Create separate remote access policies for PPTP and L2TP connections

  1. On IAS1, create a new remote access policy with the following settings: Policy name: PPTP connections

    Conditions:

         NAS-Port-Type matches Virtual (VPN)

         Tunnel-Type matches Point-to-Point Tunneling Protocol (PPTP)

    Permission: Grant remote access permission

    Profile settings, IP tab:

         From client packet filter:

              Filter action: Deny all traffic except those listed below

              Destination network, IP address: 172.16.0.1

              Destination network, Subnet mask: 255.255.255.255

              Protocol: Any

         To client packet filter

              Filter action: Deny all traffic except those listed below

              Source network, IP address: 172.16.0.1

              Destination network, Subnet mask: 255.255.255.255

              Protocol: Any

  2. Create a new custom remote access policy with the following settings: Policy name: L2TP connections

    Conditions:

         NAS-Port-Type matches Virtual (VPN)

         Tunnel-Type matches Layer Two Tunneling Protocol (L2TP)

    Permission: Grant remote access permission

    Profile settings, IP tab:

         From client packet filter:

              Filter action: Deny all traffic except those listed below

              Destination network, IP address: 172.16.0.2

              Destination network, Subnet mask: 255.255.255.255

              Protocol: Any

         To client packet filter:

              Filter action: Deny all traffic except those listed below

              Source network, IP address: 172.16.0.2

              Destination network, Subnet mask: 255.255.255.255

              Protocol: Any

Make a PPTP connection and test connectivity

  1. On CLIENT1, make a VPN connection with VPN1 using the PPTPtoCorpnet connection.

  2. Use the ping command to ping DC1 at its IP address of 172.16.0.1.

  3. Use the ping command to ping IAS1 at its IP address of 172.16.0.2. This command fails because packet filtering for all connections that match the PPTP connections policy allows only traffic sent to and from the IP address of 172.16.0.1.

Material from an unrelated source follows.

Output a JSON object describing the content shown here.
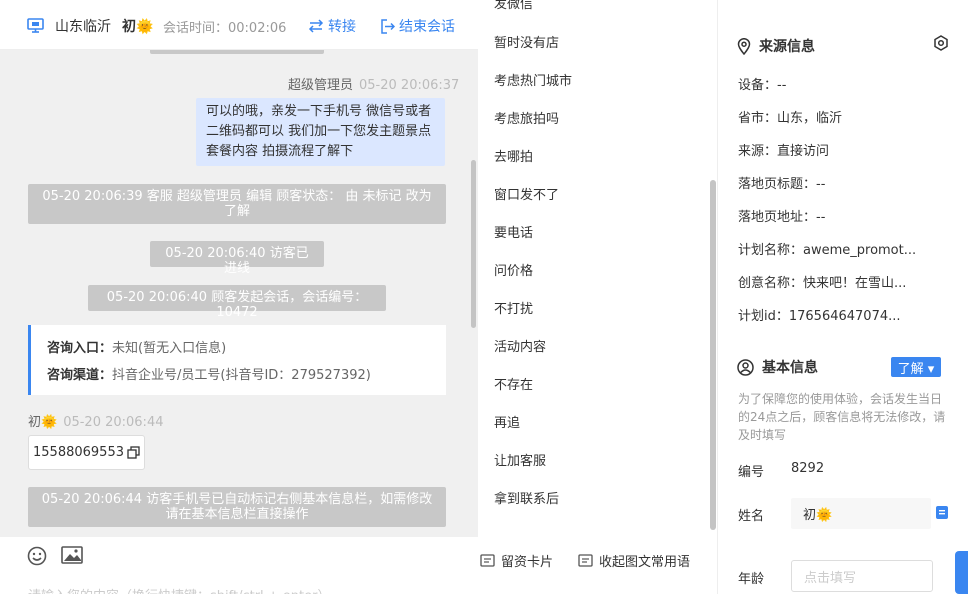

  4. Disconnect the PPTPtoCorpnet connection.

Make an L2TP connection and test connectivity

  1. On CLIENT1, make a VPN connection with VPN1 using the L2TPtoCorpnet connection.

  2. Use the ping command to ping IAS1 at its IP address of 172.16.0.2.

  3. Use the ping command to ping DC1 at its IP address of 172.16.0.1. This command fails because packet filtering for all connections that match the L2TP connections policy allows only traffic sent to and from the IP address of 172.16.0.2.

  4. Disconnect the L2TPtoCorpnet connection.

Check the system event log for IAS events
On IAS1, use Event Viewer to view the IAS events in the system event log for the PPTP and L2TP connections that were recently created by CLIENT1. Note that the authentication event message text contains the name of the remote access policy that accepted the connection.